Arsamedia.com Konawe –
Pemerintah Kabupaten Konawe terus memantapkan berbagai persiapan menjelang pelaksanaan Musabaqah Tilawatil Qur’an (MTQ) XXXI Tingkat Provinsi Sulawesi Tenggara yang akan berlangsung pada 23–28 Juni 2026. Berbagai sektor dilibatkan untuk memastikan seluruh rangkaian kegiatan berjalan sukses, termasuk dalam menyiapkan penampilan seni budaya yang akan menjadi bagian dari penyambutan tamu dan kafilah dari seluruh kabupaten/kota se-Sulawesi Tenggara.

Salah satu penampilan yang dipersiapkan secara serius adalah musik bambu, kesenian tradisional yang menjadi simbol kekayaan budaya Kabupaten Konawe. Musik bambu akan tampil dalam rangkaian penyambutan tamu kehormatan, kafilah, serta memeriahkan suasana pembukaan MTQ XXXI Sultra.

Pelaksana Tugas (Plt.) Kepala Dinas Pendidikan dan Kebudayaan Kabupaten Konawe, Ahmad Djauhari, S.Pd., M.Pd., terus mengawal kesiapan tersebut melalui koordinasi intensif dengan seluruh tim yang terlibat. Persiapan dilakukan secara menyeluruh agar penampilan yang disuguhkan mampu memberikan kesan terbaik bagi seluruh peserta dan tamu yang hadir.

Melalui Nurdiman L., S.Sos. selaku Koordinator Musik Bambu, latihan dan pemantapan personel terus dilakukan. Mulai dari penyusunan komposisi musik, penyelarasan irama, kesiapan pemain, hingga pengaturan teknis di lokasi kegiatan menjadi fokus utama dalam setiap sesi latihan.

Nurdiman mengatakan, seluruh pemain musik bambu memiliki semangat tinggi untuk memberikan penampilan terbaik sebagai bentuk dukungan terhadap suksesnya pelaksanaan MTQ XXXI Sulawesi Tenggara di Kabupaten Konawe.

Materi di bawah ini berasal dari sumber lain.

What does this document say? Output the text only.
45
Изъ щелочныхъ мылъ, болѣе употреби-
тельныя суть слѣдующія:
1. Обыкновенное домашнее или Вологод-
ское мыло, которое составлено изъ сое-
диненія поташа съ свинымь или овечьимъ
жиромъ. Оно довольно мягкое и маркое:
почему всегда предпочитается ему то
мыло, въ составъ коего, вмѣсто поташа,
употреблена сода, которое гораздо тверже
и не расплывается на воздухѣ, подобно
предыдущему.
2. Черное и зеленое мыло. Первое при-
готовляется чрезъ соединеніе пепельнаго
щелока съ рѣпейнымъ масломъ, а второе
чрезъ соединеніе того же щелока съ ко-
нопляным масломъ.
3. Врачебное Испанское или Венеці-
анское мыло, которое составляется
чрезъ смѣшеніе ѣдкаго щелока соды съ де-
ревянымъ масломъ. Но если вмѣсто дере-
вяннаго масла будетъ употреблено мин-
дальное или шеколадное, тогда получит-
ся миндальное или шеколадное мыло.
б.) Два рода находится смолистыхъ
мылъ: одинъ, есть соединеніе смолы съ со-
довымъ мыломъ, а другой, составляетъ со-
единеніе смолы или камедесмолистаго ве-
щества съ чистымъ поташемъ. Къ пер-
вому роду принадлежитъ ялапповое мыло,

Menurutnya, musik bambu bukan hanya menjadi hiburan, tetapi juga menjadi media untuk memperkenalkan identitas budaya daerah kepada para tamu yang datang.
“Melalui penampilan musik bambu, kami ingin menyambut seluruh tamu dengan nuansa budaya Konawe yang penuh kehangatan dan kekeluargaan. Kami terus berlatih agar penampilan nanti benar-benar maksimal,” ujarnya.

Sementara itu, Plt. Kadis Pendidikan dan Kebudayaan Kabupaten Konawe, Ahmad Djauhari, menegaskan bahwa keterlibatan dunia pendidikan dan pelaku seni dalam MTQ merupakan bentuk dukungan nyata terhadap suksesnya agenda keagamaan tingkat provinsi tersebut. Selain menjadi ajang syiar Islam, MTQ juga menjadi momentum untuk menampilkan potensi seni dan budaya lokal kepada masyarakat luas.

Ia berharap seluruh pihak yang terlibat tetap menjaga semangat kebersamaan, disiplin, dan tanggung jawab sehingga setiap rangkaian kegiatan dapat terlaksana dengan baik sesuai jadwal yang telah ditetapkan.

Pelaksanaan MTQ XXXI Tingkat Provinsi Sulawesi Tenggara di Kabupaten Konawe diperkirakan akan dihadiri ribuan peserta, ofisial, tamu undangan, serta masyarakat dari berbagai daerah. Oleh karena itu, seluruh persiapan terus dimaksimalkan, mulai dari sarana dan prasarana, keamanan, kebersihan, hingga penyambutan tamu.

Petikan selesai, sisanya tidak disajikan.